Conflicting data and interpretations are confusing our understanding of personal income growth over the decade of 1996-2005. Politicians are using the data and analyses that support their agenda: are we surprised? My view of the overall media and political landscape is that they are being overly influenced by data and analysis suggesting that US society is becoming more unequal in regard to income and that only certain individuals, generally the already-rich, enjoyed income gains over the last decade.
My colleague Matt Slaughter, recently with the Council of Economic Advisers, likes to point to US Census data from 2000 to 2005 that purportedly shows, in Matt’s words: “income growth has been extremely skewed, with relatively few high earners doing well while incomes for most workers have stagnated or, in many cases, fallen. Only 3.4% of workers were in educational groups that enjoyed increases in mean real earnings from 2000 to 2005…: mean real money earnings rose for workers with doctorates and for workers with professional graduate degrees (i.e., MBAs, JDs, and MDs) and fell for all others.” Surprisingly, the set of workers with just undergraduate degrees had no real income growth between 2000 and 2005.
That sounds pretty bad, and a lot of politicians are using the data to support their claims of rising inequality and the need for some redistributive policies. However, let us be clear about what the data actually show – or more important, what the data do not show. The earnings of workers who had doctorate or professional graduate degrees in 2005was higher than for workers who had doctorate or professional graduate degrees in 2000. Yes. But this does not say anything about any particular individual’s earnings. The people who were in the workforce with doctorate and graduate professional degrees in 2005 were different from the set of workers with doctorate and graduate professional degrees in 2000. The same goes for the set of workers that did not have such degrees – the people in that category in 2005 were not necessarily in that category in 2000. In fact, it is very likely – a certainty – that some of the people without doctorates and graduate professional degrees in 2000 had such degrees in 2005!

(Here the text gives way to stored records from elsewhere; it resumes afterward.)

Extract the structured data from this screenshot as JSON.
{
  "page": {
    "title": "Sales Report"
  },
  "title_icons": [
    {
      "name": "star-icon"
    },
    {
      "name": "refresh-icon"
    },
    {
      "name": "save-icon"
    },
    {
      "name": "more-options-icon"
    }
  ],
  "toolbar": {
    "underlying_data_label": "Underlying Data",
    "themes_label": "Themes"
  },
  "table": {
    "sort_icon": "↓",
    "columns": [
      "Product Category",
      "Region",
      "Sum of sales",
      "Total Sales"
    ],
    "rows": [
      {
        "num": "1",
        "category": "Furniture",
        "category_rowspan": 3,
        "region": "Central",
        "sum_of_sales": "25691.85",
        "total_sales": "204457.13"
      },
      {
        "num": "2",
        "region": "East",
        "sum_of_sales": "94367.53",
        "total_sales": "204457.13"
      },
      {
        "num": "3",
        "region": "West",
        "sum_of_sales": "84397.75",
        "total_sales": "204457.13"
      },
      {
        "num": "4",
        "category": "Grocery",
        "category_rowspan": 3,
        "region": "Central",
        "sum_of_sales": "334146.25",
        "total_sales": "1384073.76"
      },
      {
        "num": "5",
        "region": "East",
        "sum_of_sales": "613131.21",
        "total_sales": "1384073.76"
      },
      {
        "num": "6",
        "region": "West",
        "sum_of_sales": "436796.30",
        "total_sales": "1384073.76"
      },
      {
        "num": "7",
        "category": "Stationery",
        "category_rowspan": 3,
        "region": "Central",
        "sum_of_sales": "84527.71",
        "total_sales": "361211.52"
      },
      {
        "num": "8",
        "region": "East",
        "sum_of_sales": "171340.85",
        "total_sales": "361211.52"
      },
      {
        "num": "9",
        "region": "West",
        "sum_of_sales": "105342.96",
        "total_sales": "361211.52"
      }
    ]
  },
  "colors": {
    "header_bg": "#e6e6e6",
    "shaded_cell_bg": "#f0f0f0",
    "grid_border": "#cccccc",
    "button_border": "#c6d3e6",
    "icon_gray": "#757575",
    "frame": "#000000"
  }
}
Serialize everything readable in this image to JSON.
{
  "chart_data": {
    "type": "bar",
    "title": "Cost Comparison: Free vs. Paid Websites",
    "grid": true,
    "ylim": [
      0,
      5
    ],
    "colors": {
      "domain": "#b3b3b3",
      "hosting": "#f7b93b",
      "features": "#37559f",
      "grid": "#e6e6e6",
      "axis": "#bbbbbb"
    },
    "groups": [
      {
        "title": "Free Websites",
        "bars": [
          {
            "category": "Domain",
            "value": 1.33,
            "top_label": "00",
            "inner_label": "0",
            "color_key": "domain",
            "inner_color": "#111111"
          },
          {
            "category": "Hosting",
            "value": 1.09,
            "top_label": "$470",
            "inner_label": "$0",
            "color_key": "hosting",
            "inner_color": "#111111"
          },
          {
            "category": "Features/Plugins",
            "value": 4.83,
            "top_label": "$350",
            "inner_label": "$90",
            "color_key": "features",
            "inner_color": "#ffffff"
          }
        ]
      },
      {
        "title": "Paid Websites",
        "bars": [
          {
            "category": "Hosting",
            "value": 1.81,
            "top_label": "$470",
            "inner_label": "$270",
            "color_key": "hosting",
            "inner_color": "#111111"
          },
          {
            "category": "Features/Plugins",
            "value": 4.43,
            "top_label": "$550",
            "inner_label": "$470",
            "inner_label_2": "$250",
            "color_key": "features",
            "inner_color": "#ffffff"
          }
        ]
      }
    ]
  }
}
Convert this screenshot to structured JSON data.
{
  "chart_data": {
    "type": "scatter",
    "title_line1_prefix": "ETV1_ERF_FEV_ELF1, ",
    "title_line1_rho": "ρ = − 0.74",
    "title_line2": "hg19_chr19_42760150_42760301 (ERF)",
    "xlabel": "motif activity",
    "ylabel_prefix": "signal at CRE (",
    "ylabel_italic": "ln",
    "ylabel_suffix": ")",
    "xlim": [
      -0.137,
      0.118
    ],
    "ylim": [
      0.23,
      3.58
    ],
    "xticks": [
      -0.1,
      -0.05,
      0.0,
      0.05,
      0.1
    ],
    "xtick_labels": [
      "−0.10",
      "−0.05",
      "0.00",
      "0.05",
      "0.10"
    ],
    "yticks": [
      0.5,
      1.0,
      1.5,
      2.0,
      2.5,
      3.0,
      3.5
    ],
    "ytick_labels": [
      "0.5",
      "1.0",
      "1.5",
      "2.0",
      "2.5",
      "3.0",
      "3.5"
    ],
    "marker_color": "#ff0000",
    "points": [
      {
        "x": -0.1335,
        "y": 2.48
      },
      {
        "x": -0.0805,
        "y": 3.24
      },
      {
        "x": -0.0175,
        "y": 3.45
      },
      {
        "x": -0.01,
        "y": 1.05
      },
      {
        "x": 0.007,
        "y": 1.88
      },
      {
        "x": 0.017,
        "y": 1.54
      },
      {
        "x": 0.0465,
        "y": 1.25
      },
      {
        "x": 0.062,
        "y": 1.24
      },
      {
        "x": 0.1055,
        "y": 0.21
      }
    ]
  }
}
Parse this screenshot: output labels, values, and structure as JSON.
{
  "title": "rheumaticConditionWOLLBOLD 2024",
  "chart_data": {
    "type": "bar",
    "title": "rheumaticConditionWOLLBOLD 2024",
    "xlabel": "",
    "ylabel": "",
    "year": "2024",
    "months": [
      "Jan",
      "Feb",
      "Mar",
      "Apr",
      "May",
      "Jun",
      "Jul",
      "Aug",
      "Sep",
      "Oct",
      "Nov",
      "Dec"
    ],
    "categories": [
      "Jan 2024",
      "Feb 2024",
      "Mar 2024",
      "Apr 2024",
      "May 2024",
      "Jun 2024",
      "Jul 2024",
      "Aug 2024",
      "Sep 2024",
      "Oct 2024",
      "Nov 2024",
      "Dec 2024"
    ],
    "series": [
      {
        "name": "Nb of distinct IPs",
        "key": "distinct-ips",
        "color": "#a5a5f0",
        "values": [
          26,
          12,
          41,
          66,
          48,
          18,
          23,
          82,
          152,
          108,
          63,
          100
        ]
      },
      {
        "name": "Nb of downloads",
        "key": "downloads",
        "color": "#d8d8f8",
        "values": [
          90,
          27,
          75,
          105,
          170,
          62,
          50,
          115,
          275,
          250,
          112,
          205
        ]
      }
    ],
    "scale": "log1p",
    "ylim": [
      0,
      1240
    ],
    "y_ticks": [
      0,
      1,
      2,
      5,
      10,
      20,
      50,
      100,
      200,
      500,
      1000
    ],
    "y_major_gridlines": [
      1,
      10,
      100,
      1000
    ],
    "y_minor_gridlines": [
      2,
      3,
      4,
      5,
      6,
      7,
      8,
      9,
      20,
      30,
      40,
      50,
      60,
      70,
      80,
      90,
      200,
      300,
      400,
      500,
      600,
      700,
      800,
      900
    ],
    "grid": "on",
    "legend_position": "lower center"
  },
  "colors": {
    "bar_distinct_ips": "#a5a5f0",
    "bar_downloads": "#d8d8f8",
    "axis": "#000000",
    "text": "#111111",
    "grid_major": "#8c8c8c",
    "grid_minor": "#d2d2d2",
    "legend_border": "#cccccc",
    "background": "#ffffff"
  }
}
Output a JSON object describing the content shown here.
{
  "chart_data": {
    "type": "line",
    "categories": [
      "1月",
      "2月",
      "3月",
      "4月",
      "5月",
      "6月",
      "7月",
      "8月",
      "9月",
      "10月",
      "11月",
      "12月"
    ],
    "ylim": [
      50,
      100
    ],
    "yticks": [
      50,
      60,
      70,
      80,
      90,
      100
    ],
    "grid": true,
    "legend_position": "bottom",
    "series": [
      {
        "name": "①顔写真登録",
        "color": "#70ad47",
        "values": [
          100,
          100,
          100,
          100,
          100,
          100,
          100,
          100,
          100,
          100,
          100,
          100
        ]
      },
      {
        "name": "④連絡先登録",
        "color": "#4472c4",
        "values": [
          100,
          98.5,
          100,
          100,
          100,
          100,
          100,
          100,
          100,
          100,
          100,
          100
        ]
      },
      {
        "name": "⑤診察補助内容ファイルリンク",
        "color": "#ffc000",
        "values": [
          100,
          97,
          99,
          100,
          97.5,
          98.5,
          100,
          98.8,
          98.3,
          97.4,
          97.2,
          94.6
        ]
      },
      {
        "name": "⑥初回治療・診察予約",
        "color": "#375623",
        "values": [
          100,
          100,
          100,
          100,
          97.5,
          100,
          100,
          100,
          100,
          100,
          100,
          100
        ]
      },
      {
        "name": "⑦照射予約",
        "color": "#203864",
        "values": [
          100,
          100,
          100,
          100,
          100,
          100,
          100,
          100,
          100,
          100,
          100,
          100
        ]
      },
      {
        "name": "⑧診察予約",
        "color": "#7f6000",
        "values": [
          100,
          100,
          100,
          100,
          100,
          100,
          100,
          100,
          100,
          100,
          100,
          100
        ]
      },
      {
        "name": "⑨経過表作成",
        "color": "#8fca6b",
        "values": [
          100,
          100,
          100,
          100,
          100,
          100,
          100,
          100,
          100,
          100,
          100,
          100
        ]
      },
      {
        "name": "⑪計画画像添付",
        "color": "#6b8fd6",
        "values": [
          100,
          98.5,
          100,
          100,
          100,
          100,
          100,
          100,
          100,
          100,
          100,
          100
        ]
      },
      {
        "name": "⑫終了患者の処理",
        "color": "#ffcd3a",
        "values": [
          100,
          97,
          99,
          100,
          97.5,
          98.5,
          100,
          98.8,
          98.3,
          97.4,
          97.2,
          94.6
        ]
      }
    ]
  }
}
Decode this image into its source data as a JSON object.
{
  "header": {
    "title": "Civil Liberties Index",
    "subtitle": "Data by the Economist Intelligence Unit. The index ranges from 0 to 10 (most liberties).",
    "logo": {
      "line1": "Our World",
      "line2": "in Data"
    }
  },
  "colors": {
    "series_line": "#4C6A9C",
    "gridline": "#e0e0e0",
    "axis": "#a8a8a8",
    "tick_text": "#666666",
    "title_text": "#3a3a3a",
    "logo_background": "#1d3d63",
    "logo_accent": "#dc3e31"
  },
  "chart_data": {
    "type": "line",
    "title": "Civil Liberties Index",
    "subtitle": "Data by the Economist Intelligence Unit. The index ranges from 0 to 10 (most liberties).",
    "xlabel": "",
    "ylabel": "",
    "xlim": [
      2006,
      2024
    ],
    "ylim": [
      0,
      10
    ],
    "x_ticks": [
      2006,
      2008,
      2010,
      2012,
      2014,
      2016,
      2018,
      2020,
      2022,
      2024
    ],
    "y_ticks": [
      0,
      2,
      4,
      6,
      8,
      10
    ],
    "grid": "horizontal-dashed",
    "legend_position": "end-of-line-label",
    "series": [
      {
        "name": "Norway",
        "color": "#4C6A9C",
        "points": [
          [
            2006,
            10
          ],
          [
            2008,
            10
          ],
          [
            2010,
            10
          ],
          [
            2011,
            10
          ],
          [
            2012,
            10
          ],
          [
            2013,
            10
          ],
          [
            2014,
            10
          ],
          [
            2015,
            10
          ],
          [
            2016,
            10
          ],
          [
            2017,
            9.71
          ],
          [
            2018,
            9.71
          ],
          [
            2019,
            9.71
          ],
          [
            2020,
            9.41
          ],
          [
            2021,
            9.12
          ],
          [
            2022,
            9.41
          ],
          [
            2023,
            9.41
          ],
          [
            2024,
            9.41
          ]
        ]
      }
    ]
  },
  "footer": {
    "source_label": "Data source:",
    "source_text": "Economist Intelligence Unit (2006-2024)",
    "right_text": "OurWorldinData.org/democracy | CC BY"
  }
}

So what I have always argued in the face of these data is that they do not say anything about any specific individuals, in regard to changes in their incomes.
This kind of analysis and data can be useful. For instance, if we think the economy is in a steady state, with equal cohorts of people moving through the age and education ranks, then a decline in earnings for, say, undergraduate degree holders would suggest that something is happening to the value of undergraduate degrees. But I don’t think this is the world we live in. The set of people with undergraduate degrees is very different today than it was even five years ago: the mix of degrees is different, the age and experience of the workers is different, and even the gender of the workers is different (and we know there are income differences by gender). The data may only be telling us about the makeup of the set of workers with professional graduate degrees (or undergraduate degrees) and how that makeup differs between 2000 and 2005.
Suppose, for example, that folks with graduate professional degrees were just hitting their peak earning years in 2005, while those with only undergraduate degrees had been hitting their peak earning years in 2000. Then it would be natural to see earnings growth for graduate degrees between 2000 and 2005 and earnings declines for the undergraduate set between the same years (as in 2006, the undergraduate set would have relatively more “early career” workers).
A different study tells a very different story. I first saw the story
reported on the editorial page of the Wall Street Journal, and Matt Slaughter sent me the actual study, “Income Mobility in the US from 1996 to 2005,” which was done by the Treasury. I have not seen any other media references to this report!
The Treasury study tracks the same taxpayers between 1996 and 2005. This analysis is relevant if we are interested in how specific individuals change their income levels, both absolute and relative to others, as they age and gain experience. It is not an answer to the question of “how do people with undergraduate degrees in 2000 compare to those with undergraduate degrees in 2005” but instead to the question of “how much does an average or median worker’s income change over a ten year period?” I think this latter question is extremely important, as to a great extent it is people’s ability to improve their relative and absolute standing that governs their perspective on the overall fairness and justice of the society in which they live.
So what does the Treasury study say? First, that the median taxpayer saw a 24% increase in real income over this period. Second, that about half of all taxpayers who were in the lowest 20% of income earners in 1996 moved to a higher income quintile within 10 years. Third, that the degree of mobility between this decade and earlier decades is basically unchanged. Four, taking the very highest income earners, those in the top 1/100th of one percent, 75% of those were in that category for 1996 fell out of it by 2005 – and the real earnings of that category actually FELL over the period.
The overall picture of the US society from the Treasury study is one of significant movement between income classes, with a general increase in earnings for all classes. This is what we should expect. Ten years ago someone entering the workforce with an undergraduate degree in computer science might be making $30,000. Today they would likely be in the top couple percent of the income distribution.
What would be most distressing to me would be data showing that folks in the lowest income category in one year were extremely likely to still be in that category ten years later. This is definitely not what we see.
Another study worth looking at is the Pew Charitable Trusts study on the Economic Mobility of Families Across Generations. This study looks at the movement across income classes from one generation to another. I will leave readers to look at this on their own, but when I read it, I was very comforted to see the kind of movement from poor to rich and from rich to poor that I think characterizes a truly great society.